A shipping container home may also save money by using less lumber in construction and less energy when finished. Blox uses closed-cell spray foam and low-emissivity glass.
“The insulation is quite a bit better. We do not have any air gaps in our containers… our studs actually sit free of the inside of the container so we don’t have a lot of thermal transfer. So we’re able to control the environment inside the house very, very well,” Van Doeselaar explained.

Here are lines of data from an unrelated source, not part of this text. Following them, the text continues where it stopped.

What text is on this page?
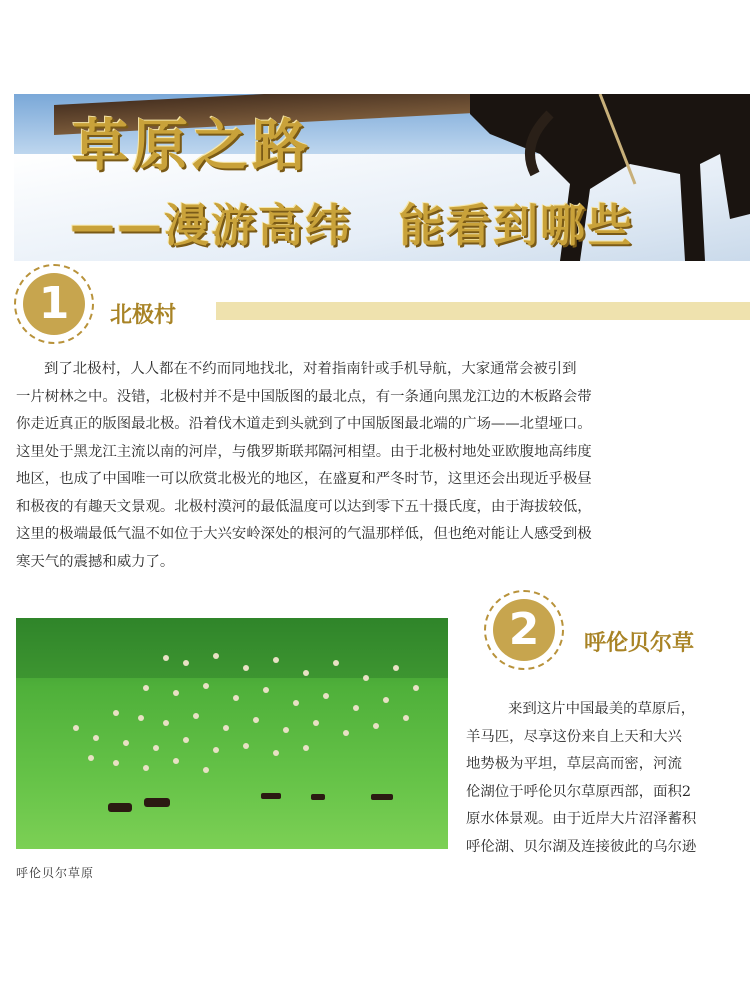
草原之路
——漫游高纬　能看到哪些
1	北极村
到了北极村，人人都在不约而同地找北，对着指南针或手机导航，大家通常会被引到
一片树林之中。没错，北极村并不是中国版图的最北点，有一条通向黑龙江边的木板路会带
你走近真正的版图最北极。沿着伐木道走到头就到了中国版图最北端的广场——北望垭口。
这里处于黑龙江主流以南的河岸，与俄罗斯联邦隔河相望。由于北极村地处亚欧腹地高纬度
地区，也成了中国唯一可以欣赏北极光的地区，在盛夏和严冬时节，这里还会出现近乎极昼
和极夜的有趣天文景观。北极村漠河的最低温度可以达到零下五十摄氏度，由于海拔较低，
这里的极端最低气温不如位于大兴安岭深处的根河的气温那样低，但也绝对能让人感受到极
寒天气的震撼和威力了。
呼伦贝尔草原
2	呼伦贝尔草
来到这片中国最美的草原后，
羊马匹，尽享这份来自上天和大兴
地势极为平坦，草层高而密，河流
伦湖位于呼伦贝尔草原西部，面积2
原水体景观。由于近岸大片沼泽蓄积
呼伦湖、贝尔湖及连接彼此的乌尔逊
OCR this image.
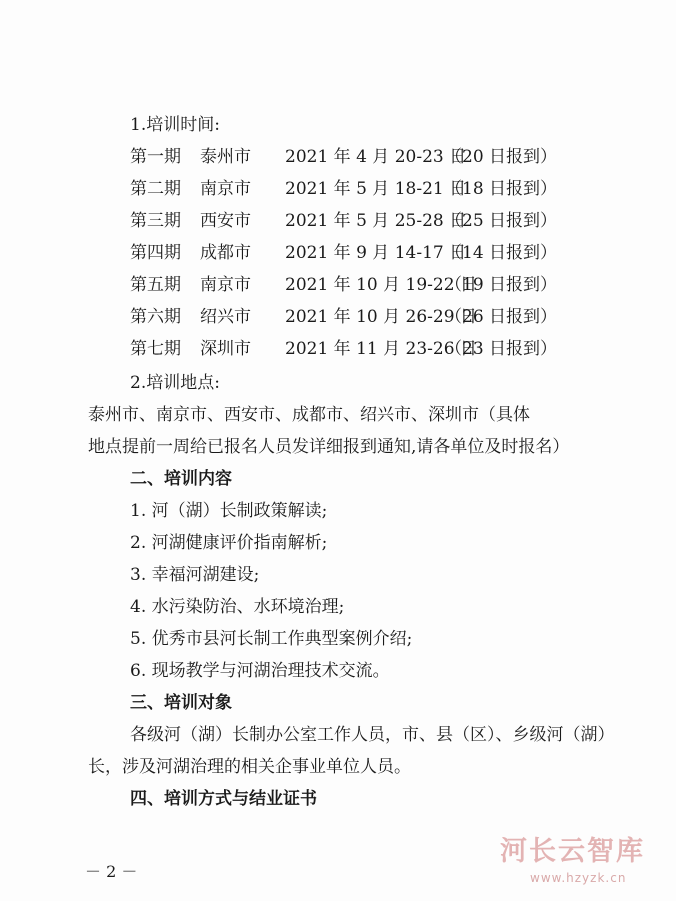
1.培训时间:
第一期 泰州市 2021 年 4 月 20-23 日
（20 日报到）
第二期 南京市 2021 年 5 月 18-21 日
（18 日报到）
第三期 西安市 2021 年 5 月 25-28 日
（25 日报到）
第四期 成都市 2021 年 9 月 14-17 日
（14 日报到）
第五期 南京市 2021 年 10 月 19-22 日
（19 日报到）
第六期 绍兴市 2021 年 10 月 26-29 日
（26 日报到）
第七期 深圳市 2021 年 11 月 23-26 日
（23 日报到）
2.培训地点:
泰州市、南京市、西安市、成都市、绍兴市、深圳市（具体
地点提前一周给已报名人员发详细报到通知,请各单位及时报名）
二、培训内容
1. 河（湖）长制政策解读;
2. 河湖健康评价指南解析;
3. 幸福河湖建设;
4. 水污染防治、水环境治理;
5. 优秀市县河长制工作典型案例介绍;
6. 现场教学与河湖治理技术交流。
三、培训对象
各级河（湖）长制办公室工作人员，市、县（区）、乡级河（湖）
长，涉及河湖治理的相关企事业单位人员。
四、培训方式与结业证书
－ 2 －
河长云智库
www.hzyzk.cn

Van Doeselaar, who has previous experience in commercial and home building, estimates energy bills to be about 20% lower than a traditional home and construction costs about 15% to 20% less than typical houses. However, he cautioned pricing varies wildly depending on the repurposed containers’ architectural complexity (think decks and cantilevered floors) and finishes.
GROWING FROM GRAND RAPIDS
Blox has faced some challenges. Van Doeselaar said during the pandemic when ports were jammed, it was “quite difficult” to find shipping containers to buy, but that problem is easing. Van Doeselaar said the top obstacle now is clearing up misconceptions by local municipalities.

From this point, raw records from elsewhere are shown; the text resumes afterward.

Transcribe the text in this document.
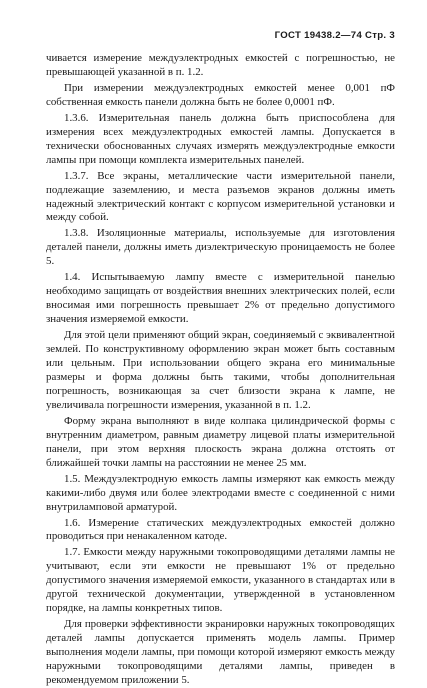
ГОСТ 19438.2—74 Стр. 3

чивается измерение междуэлектродных емкостей с погрешностью, не превышающей указанной в п. 1.2.

При измерении междуэлектродных емкостей менее 0,001 пФ собственная емкость панели должна быть не более 0,0001 пФ.

1.3.6. Измерительная панель должна быть приспособлена для измерения всех междуэлектродных емкостей лампы. Допускается в технически обоснованных случаях измерять междуэлектродные емкости лампы при помощи комплекта измерительных панелей.

1.3.7. Все экраны, металлические части измерительной панели, подлежащие заземлению, и места разъемов экранов должны иметь надежный электрический контакт с корпусом измерительной установки и между собой.

1.3.8. Изоляционные материалы, используемые для изготовления деталей панели, должны иметь диэлектрическую проницаемость не более 5.

1.4. Испытываемую лампу вместе с измерительной панелью необходимо защищать от воздействия внешних электрических полей, если вносимая ими погрешность превышает 2% от предельно допустимого значения измеряемой емкости.

Для этой цели применяют общий экран, соединяемый с эквивалентной землей. По конструктивному оформлению экран может быть составным или цельным. При использовании общего экрана его минимальные размеры и форма должны быть такими, чтобы дополнительная погрешность, возникающая за счет близости экрана к лампе, не увеличивала погрешности измерения, указанной в п. 1.2.

Форму экрана выполняют в виде колпака цилиндрической формы с внутренним диаметром, равным диаметру лицевой платы измерительной панели, при этом верхняя плоскость экрана должна отстоять от ближайшей точки лампы на расстоянии не менее 25 мм.

1.5. Междуэлектродную емкость лампы измеряют как емкость между какими-либо двумя или более электродами вместе с соединенной с ними внутриламповой арматурой.

1.6. Измерение статических междуэлектродных емкостей должно проводиться при ненакаленном катоде.

1.7. Емкости между наружными токопроводящими деталями лампы не учитывают, если эти емкости не превышают 1% от предельно допустимого значения измеряемой емкости, указанного в стандартах или в другой технической документации, утвержденной в установленном порядке, на лампы конкретных типов.

Для проверки эффективности экранировки наружных токопроводящих деталей лампы допускается применять модель лампы. Пример выполнения модели лампы, при помощи которой измеряют емкость между наружными токопроводящими деталями лампы, приведен в рекомендуемом приложении 5.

“There’s a fear that we’re just putting out rusty, nasty boxes and that’s what people are living in, and that’s what people will have in their neighborhood or their community. So trying to get them to understand that that’s not the finished product, that there’s a whole design scheme that goes with it… and that we are following all of the local building codes. We have structural engineering review it. So we’re meeting all the necessary codes and we’re providing aesthetically pleasing design. It’s just kind of getting them to understand that part of it,” he said.
As repurposed containers gain traction, Blox’s reach grows. Van Doeselaar expected the company’s project load to increase 50% this year over last year. Blox has three pending projects that would take the company out of Michigan for the first time, in addition to projects in Muskegon, Grand Rapids, Traverse City, Rose City and Benton Harbor. Employees at Blox are currently finishing a gym for glamping in South Haven.
“It’s a really fun place to come and look at different ideas. Basically both showroom and offices is kind of like a walking idea center. We’ve had most people come through and it’s like, ‘I never would’ve thought of that, now my mind is racing. I’m thinking about this, I’m thinking about that.’ And so it’s a place to kind of spark your imagination of what you could use them for,” Van Doeselaar said.